Bullets don’t win wars, but logistics do. The same rules apply with construction. If the proper materials aren’t in the right place at the right time, downtime accumulates quickly.
Lean Thinking:
Building a house involves dozens of stakeholder groups all contributing to the whole, while prioritizing their own individual interests. Their logistics are largely their own, because they’re not motivated to collaborate. Lean thinking seeks to pivot the focus toward the value of the project as a whole, rather than its individual pieces. When partners collaborate with more than lip-service, value goes up, cost and frustration go down, and everyone benefits.
If the plumber needs to run to the store, maybe the electrician needs something. Rather than making two separate trips, the two could be tackled at once, saving time. With our current system, a process like this may feel like science fiction. However, if you change the conversation so the “task list” becomes a series of commitments that everyone is engaged with, in order to bring more value to the product, it’s not far off.
Staging Area:
This sounds self-explanatory, and it largely is, but it can also fall through the cracks when you’re rushing through setup time, trying to get started.
Take the time to map your jobsite, indicating where to stage your equipment, trucks, and materials. Mark your traffic flows and walkways. Ensure your delivery drivers have a reliably open path to the stage to avoid honking, panic, and overall chaos.
Distance Trumps Discounts:
Where are you buying your materials? Often, far away suppliers will tantalize you with discounts, but do your logistical math. If the fuel costs check out, and you’re not having to build up excessive inventory levels (more on that later), it may pay off for your initial shipments.
During the job, however, don’t send your foreman driving 40 km for fill-ins. You’ll always need last-minute deliveries, but there will always be local businesses to supply you. The 20% extra is well worth the cost of saving fuel and keeping a senior person at the jobsite for hours at a time, rather than on the road.
Check the Address:
This is the biggest “facepalm” Waste of them all.
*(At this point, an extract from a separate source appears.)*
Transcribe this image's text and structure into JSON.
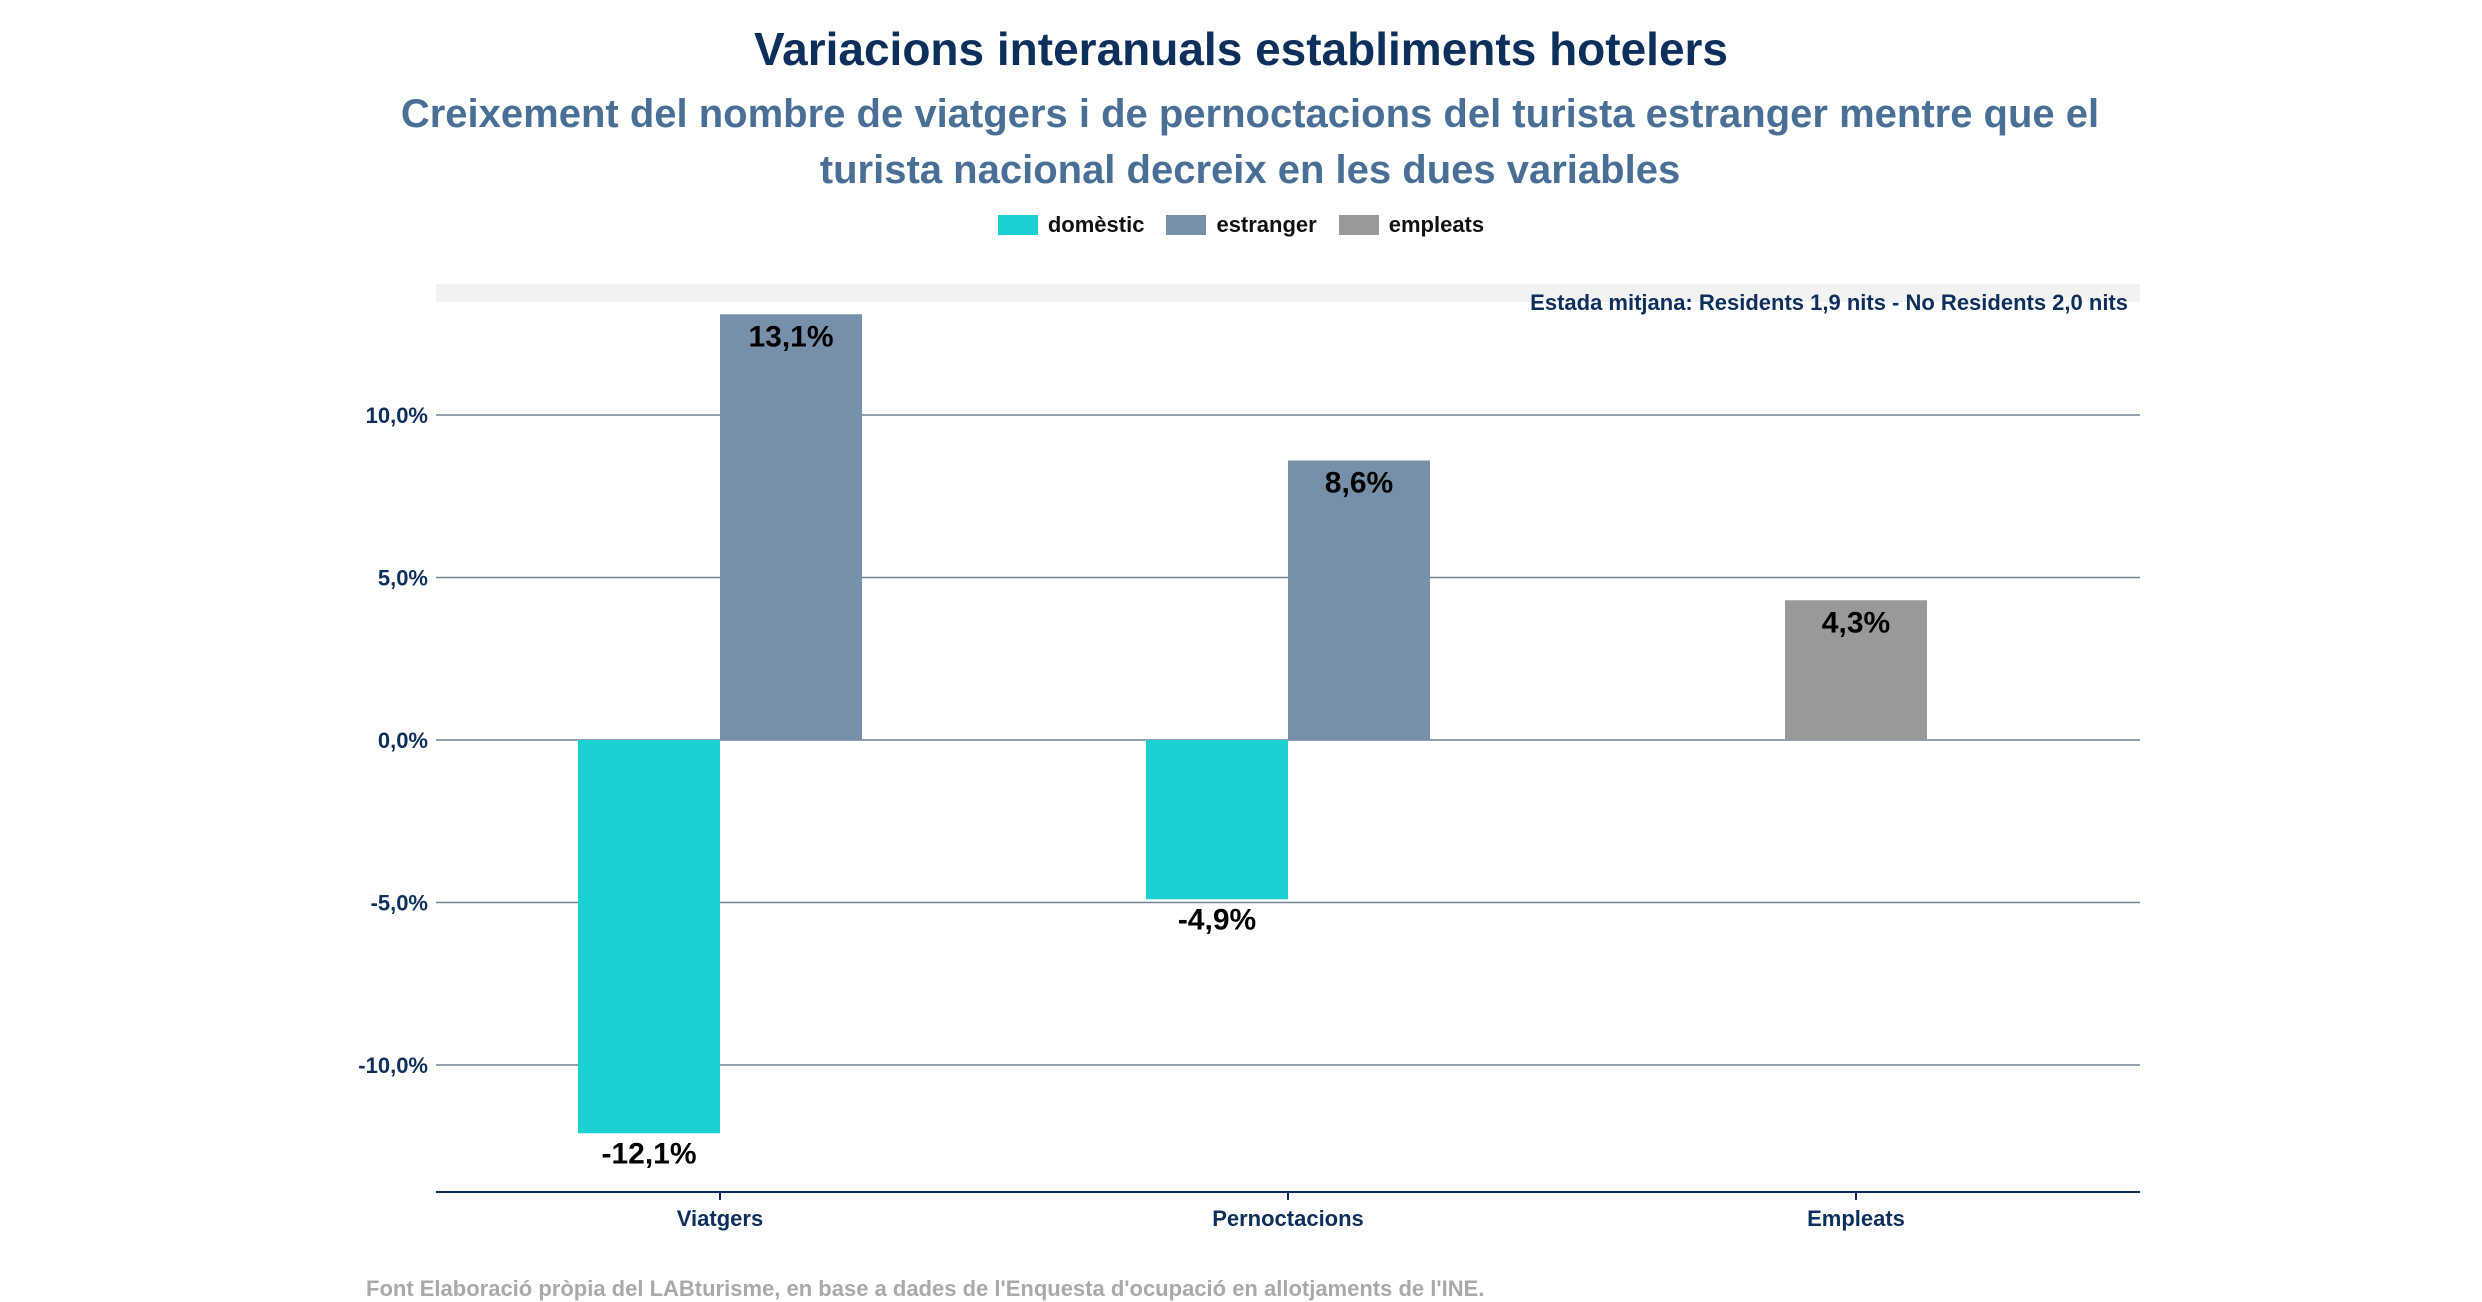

It’s also inexcusable in our technological age, and low-hanging fruit for improving Transportation Waste.
You should have zero tolerance for wrong address deliver. Bad handwriting or false inputting should never be an excuse. Your drivers should always confirm the address with someone on-site and take the extra 20 seconds to use Google Maps.
Keep Accurate Logs:
Many stakeholders in any construction project hate paperwork, but if you let your mileage logs fall behind, you’re sending your trucks out blind. It’s a sloppy habit that can easily snowball into massive Waste.
It may not catch up to you for a while, but it will hurt when it does. Roadside breakdowns or failed roadside inspections are profit killers. Even worse is finding yourself replacing critical and expensive equipment pieces because routine maintenance fell behind (due to improper logging). As painful as they may feel at the time, keep up to date with logs and prevent breakdown further along the line.